This is still using a Tomasulo like algorithm, it's just been shifted from the backend to the front end. And instructions don't lock up on an L1 miss. Instead the results of that instruction are marked as poisoned, and the front end replays the their microps forward in the execution stream once the L1 miss is resolved. As the article points out, this replay is likely to fill out otherwise unused execution slots on general purpose code, as OoO cpus rarely sustain their full execution width.

It's a smart idea, and has some parallels to the Mill CPU design. The backend is conceptually similar to a statically scheduled VLIW core, and the front end races ahead using it's matrix scorecard trying to queue up as much as it can for it vs the presence of unpredictable latencies.

▲

quantummagic 3 days ago | parent [-]

> Mill CPU design

There were some fascinating concepts being explored in that project. It's a shame nothing came of it.
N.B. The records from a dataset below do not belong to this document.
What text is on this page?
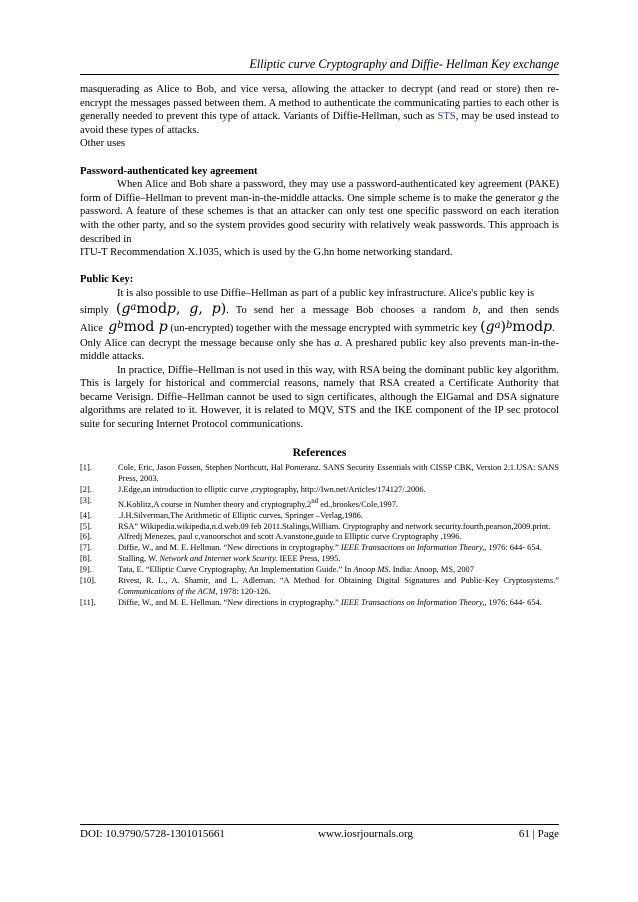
Elliptic curve Cryptography and Diffie- Hellman Key exchange

masquerading as Alice to Bob, and vice versa, allowing the attacker to decrypt (and read or store) then re-encrypt the messages passed between them. A method to authenticate the communicating parties to each other is generally needed to prevent this type of attack. Variants of Diffie-Hellman, such as STS, may be used instead to avoid these types of attacks.

Other uses

Password-authenticated key agreement

When Alice and Bob share a password, they may use a password-authenticated key agreement (PAKE) form of Diffie–Hellman to prevent man-in-the-middle attacks. One simple scheme is to make the generator g the password. A feature of these schemes is that an attacker can only test one specific password on each iteration with the other party, and so the system provides good security with relatively weak passwords. This approach is described in

ITU-T Recommendation X.1035, which is used by the G.hn home networking standard.

Public Key:

It is also possible to use Diffie–Hellman as part of a public key infrastructure. Alice's public key is

simply ($g^amodp$, g, p). To send her a message Bob chooses a random b, and then sends

Alice $g^bmod$ p (un-encrypted) together with the message encrypted with symmetric key $(g^a)^bmodp$.

Only Alice can decrypt the message because only she has a. A preshared public key also prevents man-in-the-middle attacks.

In practice, Diffie–Hellman is not used in this way, with RSA being the dominant public key algorithm. This is largely for historical and commercial reasons, namely that RSA created a Certificate Authority that became Verisign. Diffie–Hellman cannot be used to sign certificates, although the ElGamal and DSA signature algorithms are related to it. However, it is related to MQV, STS and the IKE component of the IP sec protocol suite for securing Internet Protocol communications.

References
[1].	Cole, Eric, Jason Fossen, Stephen Northcutt, Hal Pomeranz. SANS Security Essentials with CISSP CBK, Version 2.1.USA: SANS Press, 2003.
[2].	J.Edge,an introduction to elliptic curve ,cryptography, http://Iwn.net/Articles/174127/.2006.
[3].	N.Koblitz,A course in Number theory and cryptography,2nd ed.,brookes/Cole,1997.
[4].	.J.H.Silverman,The Arithmetic of Elliptic curves, Springer –Verlag,1986.
[5].	RSA” Wikipedia.wikipedia,n.d.web.09 feb 2011.Stalings,William. Cryptography and network security.fourth,pearson,2009.print.
[6].	Alfredj Menezes, paul c,vanoorschot and scott A.vanstone,guide to Elliptic curve Cryptography ,1996.
[7].	Diffie, W., and M. E. Hellman. “New directions in cryptography.” IEEE Transactions on Information Theory,, 1976: 644- 654.
[8].	Stalling, W. Network and Internet work Scurity. IEEE Press, 1995.
[9].	Tata, E. “Elliptic Curve Cryptography, An Implementation Guide.” In Anoop MS. India: Anoop, MS, 2007
[10].	Rivest, R. L., A. Shamir, and L. Adleman. “A Method for Obtaining Digital Signatures and Public-Key Cryptosystems.” Communications of the ACM, 1978: 120-126.
[11].	Diffie, W., and M. E. Hellman. “New directions in cryptography.” IEEE Transactions on Information Theory,, 1976: 644- 654.
DOI: 10.9790/5728-1301015661	www.iosrjournals.org	61 | Page
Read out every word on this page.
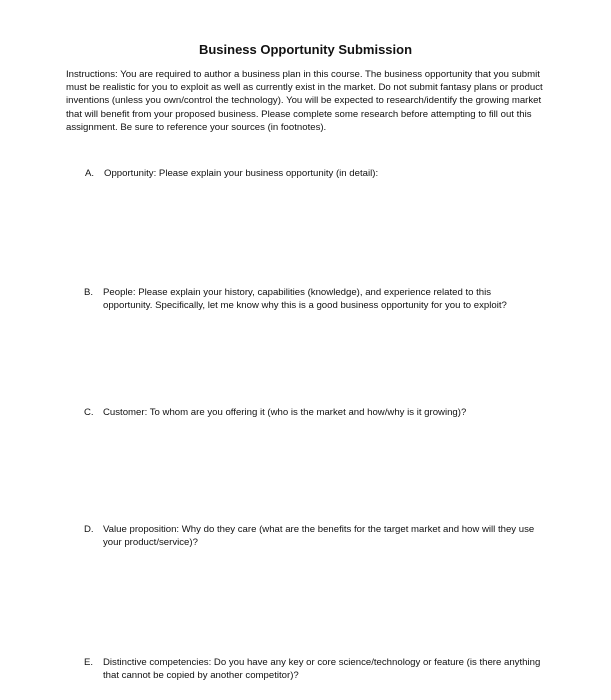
Business Opportunity Submission
Instructions: You are required to author a business plan in this course. The business opportunity that you submit must be realistic for you to exploit as well as currently exist in the market. Do not submit fantasy plans or product inventions (unless you own/control the technology). You will be expected to research/identify the growing market that will benefit from your proposed business. Please complete some research before attempting to fill out this assignment. Be sure to reference your sources (in footnotes).
A. Opportunity: Please explain your business opportunity (in detail):
B. People: Please explain your history, capabilities (knowledge), and experience related to this opportunity. Specifically, let me know why this is a good business opportunity for you to exploit?
C. Customer: To whom are you offering it (who is the market and how/why is it growing)?
D. Value proposition: Why do they care (what are the benefits for the target market and how will they use your product/service)?
E. Distinctive competencies: Do you have any key or core science/technology or feature (is there anything that cannot be copied by another competitor)?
	▲	Findecanor 2 days ago \| parent [-]
		Last post on their forum a month ago, they claimed that they were live and having progress, but I dunno ... What I'm afraid of is that perhaps they have been shifting what their goal is a little too often, which of course would delay their time to market. For example, I think they have shifted from straightforward fixed-SIMD to scalable vectors of some sort, and last I heard they were talking about AI .. which usually means that there's some kind of support for matrix multiplication.